Apart from Dublin and Munterconnaught (and a pre-natal stint in London), the only place Sean ever lived was Cavan town, half an hour north-west of us.
I have never spent much time there, except for the 2006–7 rugby season when Sean played under-16 rugby for Cavan and I helped out with the coaching. I don’t know the town very well.
In his first year at Cavan Institute, a third-level college (2008–9), Sean studied Multimedia Production … a FETAC level 5 course. He was always good with computers, and the course suited him well. We used to drop him to Virginia each morning, and he would catch the bus to Cavan. The course was largely project-based, and his results for the year were excellent … he gained a distinction or a merit in every subject.
Sean decided to take the next level of the same course in 2009–10. He wanted to live in Cavan so that he wouldn’t have to commute, and his mum and I went along with this. He and another young man rented a fourth-floor apartment at the ridiculously named Hampton Court (nothing like the palace), a few metres from the college. Sean moved in there in September 2009.
Academically, the year was something of a fiasco, as Sean put his social life first. He made a lot of friends, as usual … many of them visited our house in the days following his death.
From correspondence with his tutors, it became clear to us in April or so that Sean would not get his qualification for the year due to poor attendance. (It ought to be said that the tutors, who also visited us, still thought very highly of him.)
Pauline and I went up to Cavan to discuss the situation with him. It was an emotional meeting … Sean felt very bad about, as he saw it, letting us down. (At the start of the current academic year he was advising new students against making the same mistakes.) We knew it wasn’t the end of the world … I had done something similar at the same age.

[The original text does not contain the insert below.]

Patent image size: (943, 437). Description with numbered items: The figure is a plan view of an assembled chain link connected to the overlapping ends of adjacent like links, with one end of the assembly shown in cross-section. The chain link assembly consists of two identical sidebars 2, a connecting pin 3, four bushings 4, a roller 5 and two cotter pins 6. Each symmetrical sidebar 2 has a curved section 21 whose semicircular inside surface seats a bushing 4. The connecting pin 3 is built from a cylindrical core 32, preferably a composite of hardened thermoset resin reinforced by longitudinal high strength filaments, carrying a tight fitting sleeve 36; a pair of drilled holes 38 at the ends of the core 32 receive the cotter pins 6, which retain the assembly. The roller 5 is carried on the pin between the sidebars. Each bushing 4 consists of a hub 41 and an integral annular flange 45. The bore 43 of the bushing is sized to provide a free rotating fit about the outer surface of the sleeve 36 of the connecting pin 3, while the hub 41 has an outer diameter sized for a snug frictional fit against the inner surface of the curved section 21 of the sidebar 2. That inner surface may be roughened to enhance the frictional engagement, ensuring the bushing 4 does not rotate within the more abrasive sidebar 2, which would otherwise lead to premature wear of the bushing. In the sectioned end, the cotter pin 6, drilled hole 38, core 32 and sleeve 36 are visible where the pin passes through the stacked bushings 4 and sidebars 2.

We weren’t angry with Sean, although we were disappointed that the year would have been a waste, academically speaking. He was still very young, after all … only 18. We are glad now that he concentrated on enjoying himself.
Sean moved out of his apartment, and in with us again, at the end of May. He went up and down to Cavan to see his friends from time to time. He also did some training in bar work there, and in August he worked as a barman at the Breffni Inn during the All-Ireland Fleadh … tough and enjoyable work for him. I was very proud of my son when I watched him behind the bar in the crowded pub. He carried himself well, and was popular with his boss, colleagues and drinkers alike.
Soon after Sean moved into Hampton Court, he started to communicate with a young woman he could see through the college window across the way (in photo), by holding up notes (I think one said ‘Are you a nurse? Can you heal me?’). This was Clio, a nursing student at the time, and she became the love of Sean’s life. Pauline and I are extremely glad that they met and had such a wonderful year together, even though Clio, like us, is heartbroken. We now see her as a member of our family.